The importance of a standard operating procedure to be followed by healthcare professionals cannot be overestimated, particularly as the number of reported cases of rape goes up. Last year, the National Crime Records Bureau recorded 24,923 reported rapes, up from 24,206 in the previous year.

Maharashtra is the only state in India where a standard operating procedure has been in place since 2013 and where one-stop help centres are in place in five public hospitals. The state government also provides for financial compensation for rape survivors.

But, warns Flavia Agnes of the Majlis Legal Centre, a group of women lawyers working for social change, “Policy and implementation are two very different things.”

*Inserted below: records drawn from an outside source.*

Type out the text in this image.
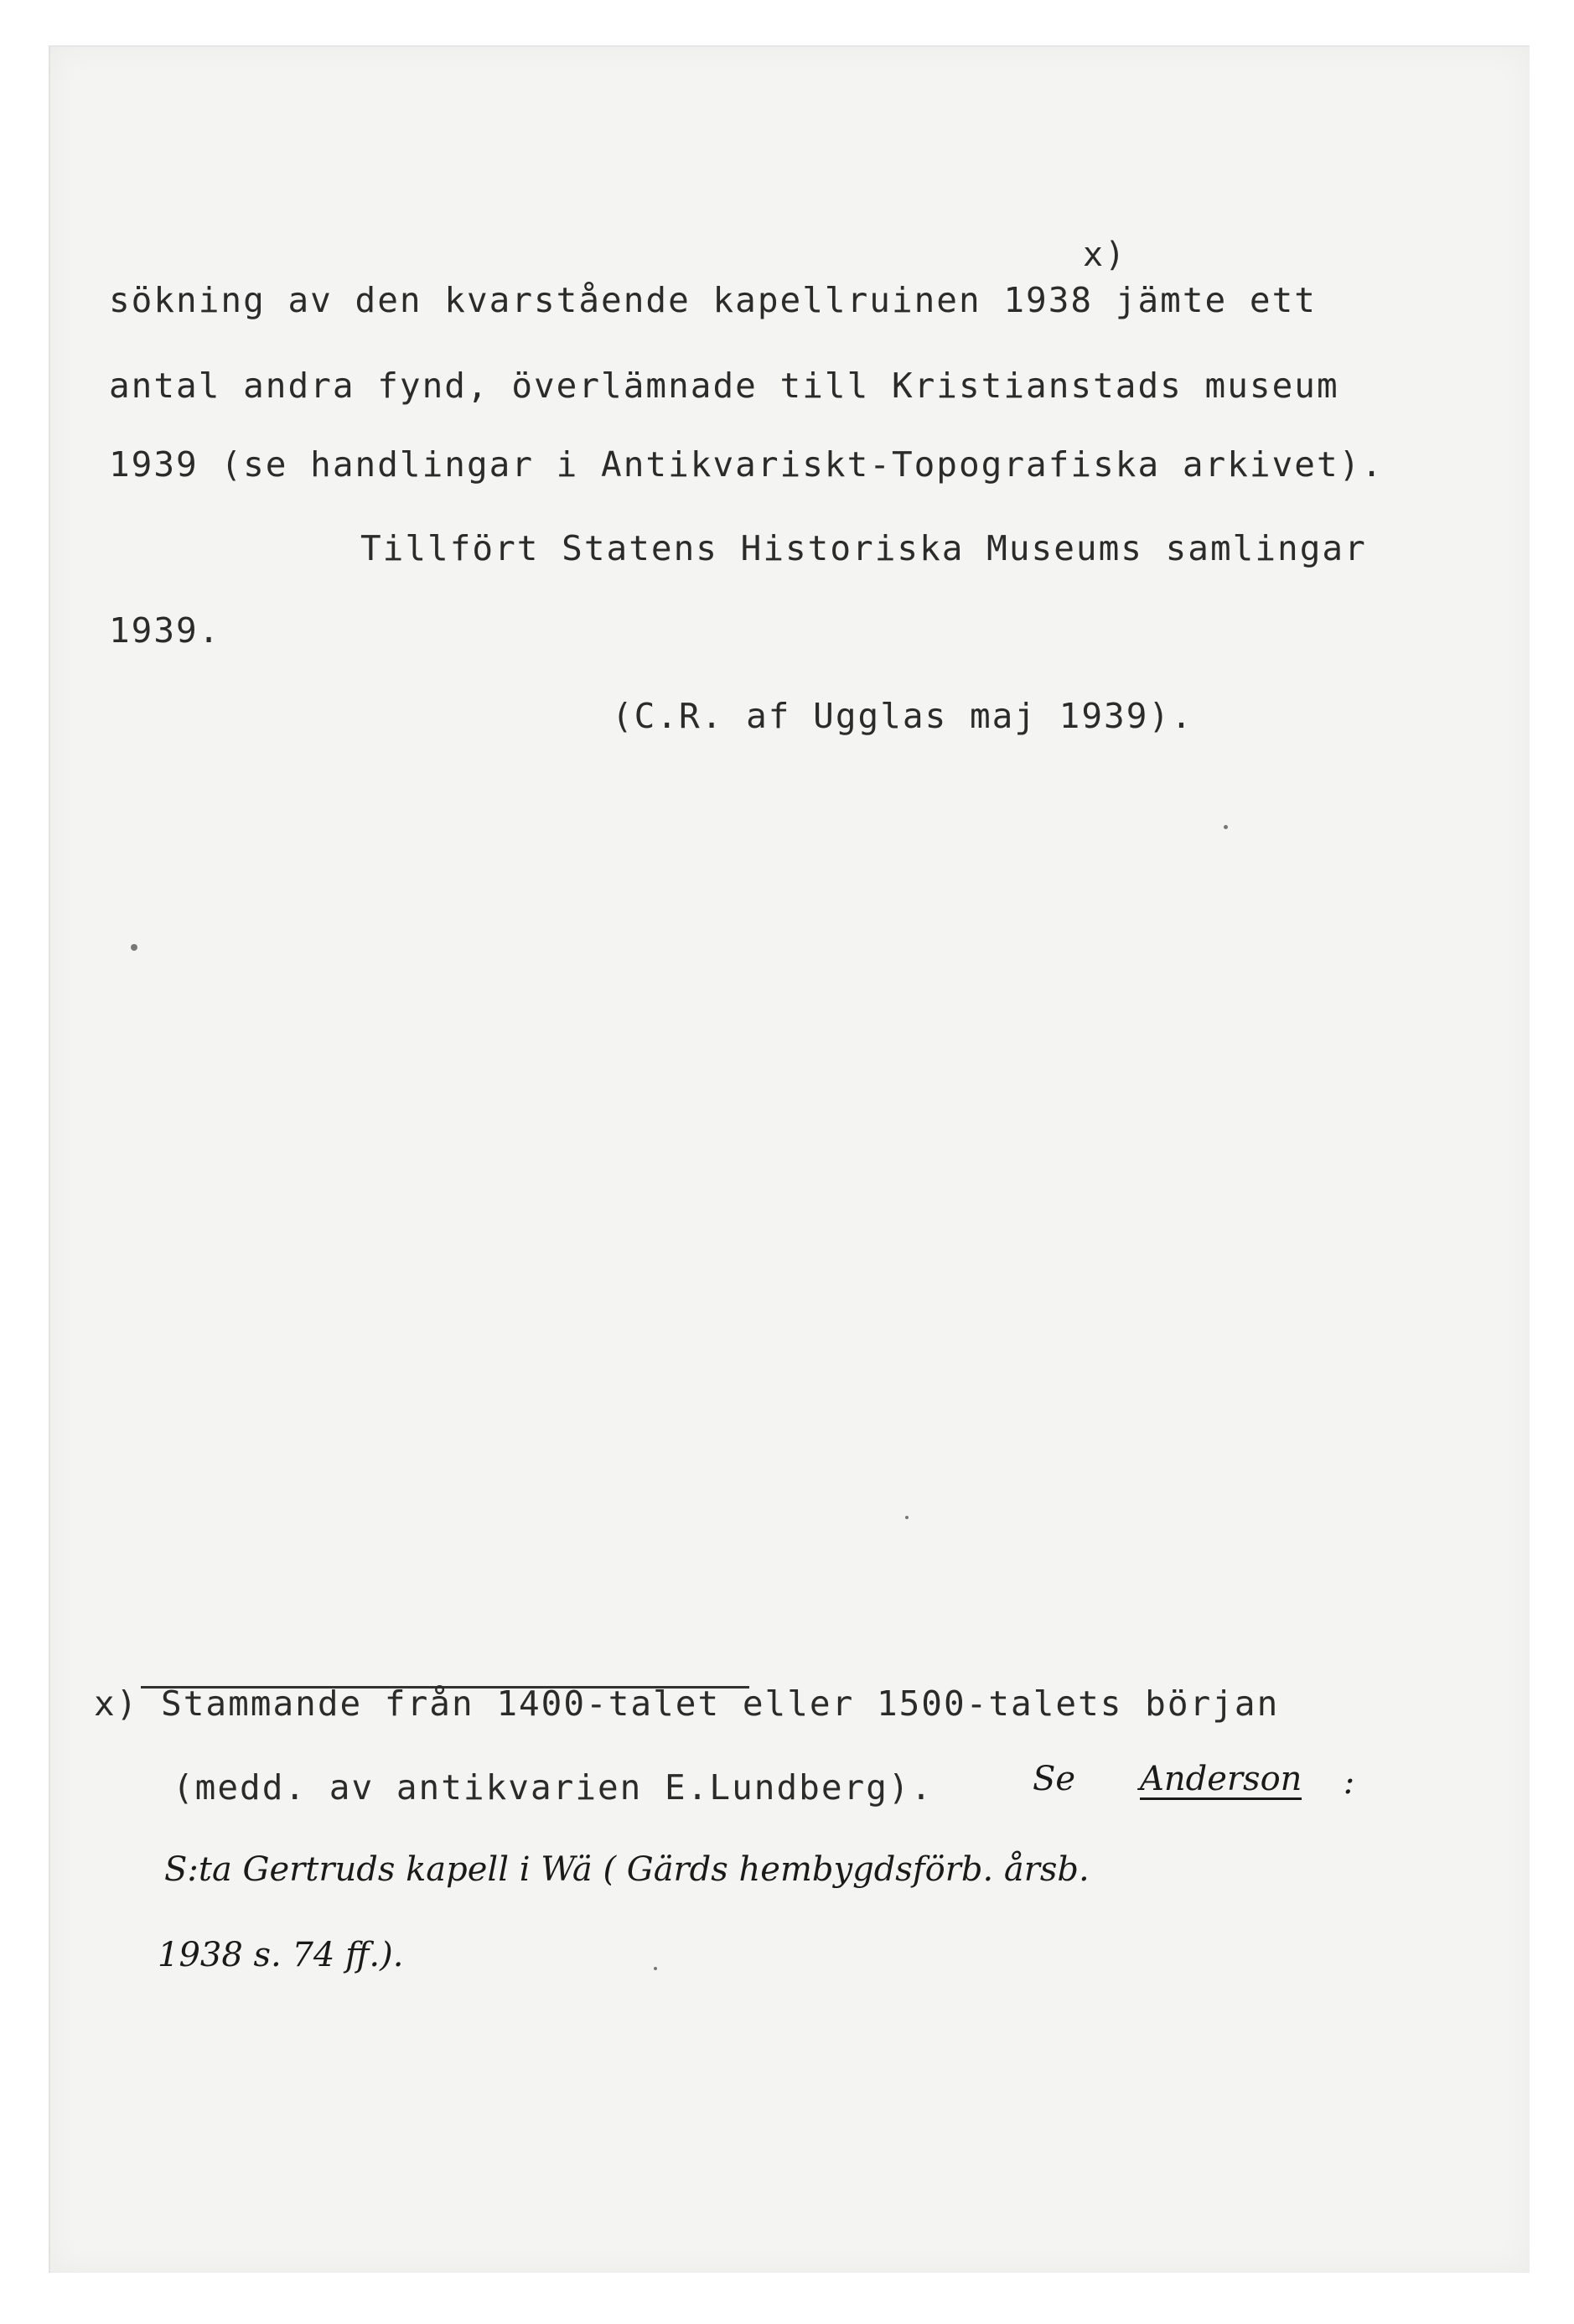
x)
sökning av den kvarstående kapellruinen 1938 jämte ett
antal andra fynd, överlämnade till Kristianstads museum
1939 (se handlingar i Antikvariskt-Topografiska arkivet).
Tillfört Statens Historiska Museums samlingar
1939.
(C.R. af Ugglas maj 1939).
x) Stammande från 1400-talet eller 1500-talets början
(medd. av antikvarien E.Lundberg).	Se Anderson :
S:ta Gertruds kapell i Wä ( Gärds hembygdsförb. årsb.
1938 s. 74 ff.).
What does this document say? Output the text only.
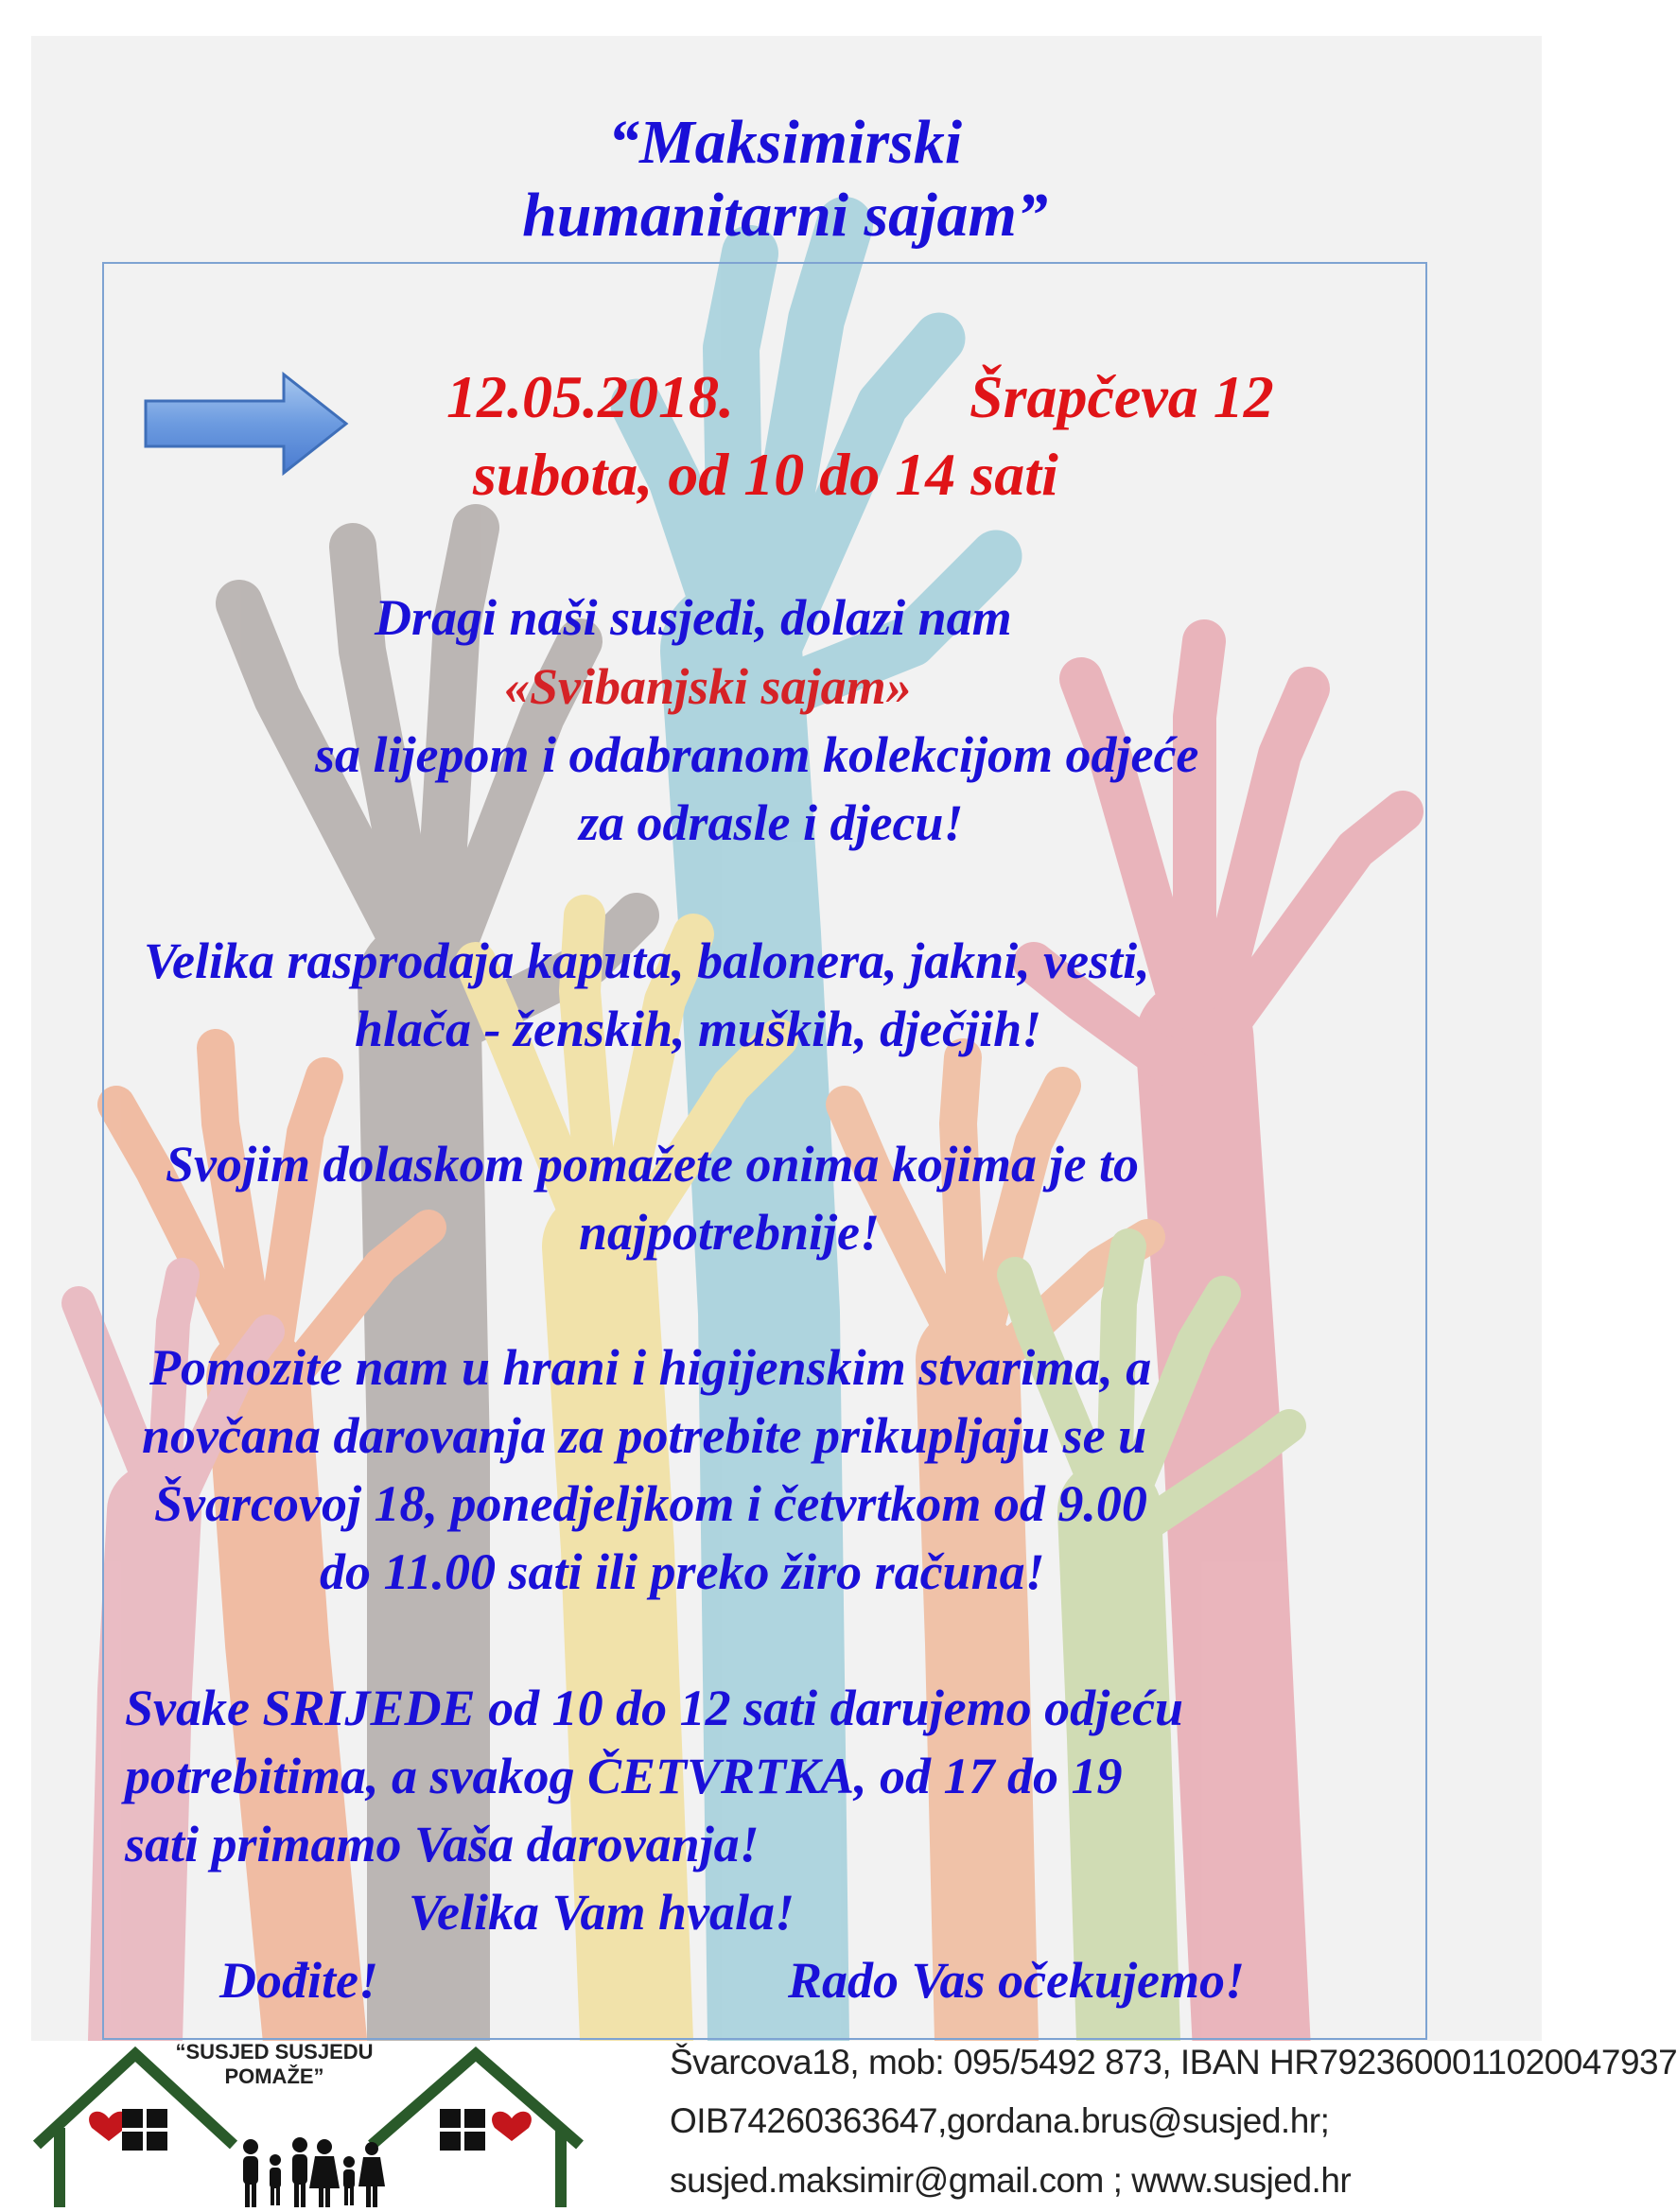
“Maksimirski
humanitarni sajam”
12.05.2018.	Šrapčeva 12
subota, od 10 do 14 sati
Dragi naši susjedi, dolazi nam
«Svibanjski sajam»
sa lijepom i odabranom kolekcijom odjeće
za odrasle i djecu!
Velika rasprodaja kaputa, balonera, jakni, vesti,
hlača - ženskih, muških, dječjih!
Svojim dolaskom pomažete onima kojima je to
najpotrebnije!
Pomozite nam u hrani i higijenskim stvarima, a
novčana darovanja za potrebite prikupljaju se u
Švarcovoj 18, ponedjeljkom i četvrtkom od 9.00
do 11.00 sati ili preko žiro računa!
Svake SRIJEDE od 10 do 12 sati darujemo odjeću
potrebitima, a svakog ČETVRTKA, od 17 do 19
sati primamo Vaša darovanja!
Velika Vam hvala!
Dođite!	Rado Vas očekujemo!
“SUSJED SUSJEDU
POMAŽE”	Švarcova18, mob: 095/5492 873, IBAN HR7923600011020047937
OIB74260363647,gordana.brus@susjed.hr;
susjed.maksimir@gmail.com ; www.susjed.hr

Added Deosthali: “Many of the protocols adopted by Maharashtra are contradictory.” For instance, she said, vaginal laxity continues to be examined even when it might not be relevant to treatment and care.

Some of the Maharashtra guidelines are just impractical, said Shailesh Mohite, head of forensics at BYL Nair Ch. Hospital and T.N. Medical College in Mumbai, which receives on average 10 cases of sexual assault every month.

For instance, he said, the proforma that must be filled out by examining doctors runs into over 30 pages. “In non-urban hospitals where there is just one attending doctor, it is impractical to expect him or her to spend two to three hours just filling out the form,” Mohite added.